Application of the Nernst–Planck approach to lead ion exchange in Ca-loaded Pelvetia canaliculata

Abstract

Ca-loaded Pelvetia canaliculata biomass was used to remove Pb 2+ in aqueous solution from batch and continuous systems. The physicochemical characterization of algae Pelvetia particles by potentiometric titration and FTIR analysis has shown a gel structure with two major binding groups – carboxylic (2.8 mmol g −1) and hydroxyl (0.8 mmol g −1), with an affinity constant distribution for hydrogen ions well described by a Quasi-Gaussian distribution.

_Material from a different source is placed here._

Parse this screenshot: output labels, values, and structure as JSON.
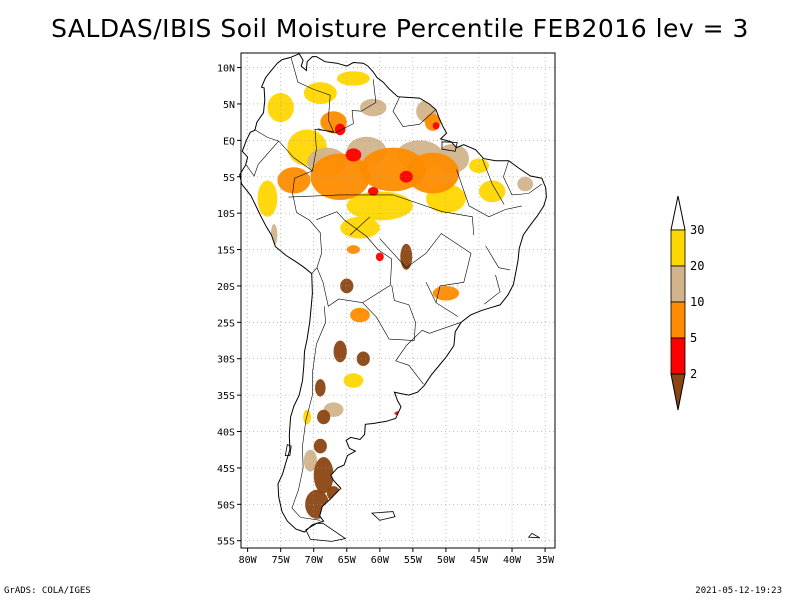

Equilibrium adsorption (pH 3 and 5) and desorption (eluents: HNO 3 and CaCl 2) experiments were performed, showing that the biosorption mechanism was attributed to ion exchange among calcium, lead and hydrogen ions with stoichiometry 1:1 (Ca:Pb) and 1:2 (Ca:H and Pb:H). The uptake capacity of lead ions decreased with pH, suggesting that there is a competition between H + and Pb 2+ for the same binding sites. A mass action law for the ternary mixture was able to predict the equilibrium data, with the selectivity constants α Ca H = 9 ± 1 and α Ca Pb = 44 ± 5, revealing a higher affinity of the biomass towards lead ions. Adsorption (initial solution pH 4.5 and 2.5) and desorption (0.3 M HNO 3) kinetics were performed in batch and continuous systems. A mass transfer model using the Nernst–Planck approximation for the ionic flux of each counter-ion was used for the prediction of the ions profiles in batch systems and packed bed columns. The intraparticle effective diffusion constants were determined as 3.73 × 10 −7 cm 2 s −1 for H +, 7.56 × 10 −8 cm 2 s −1 for Pb 2+ and 6.37 × 10 −8 cm 2 s −1 for Ca 2+.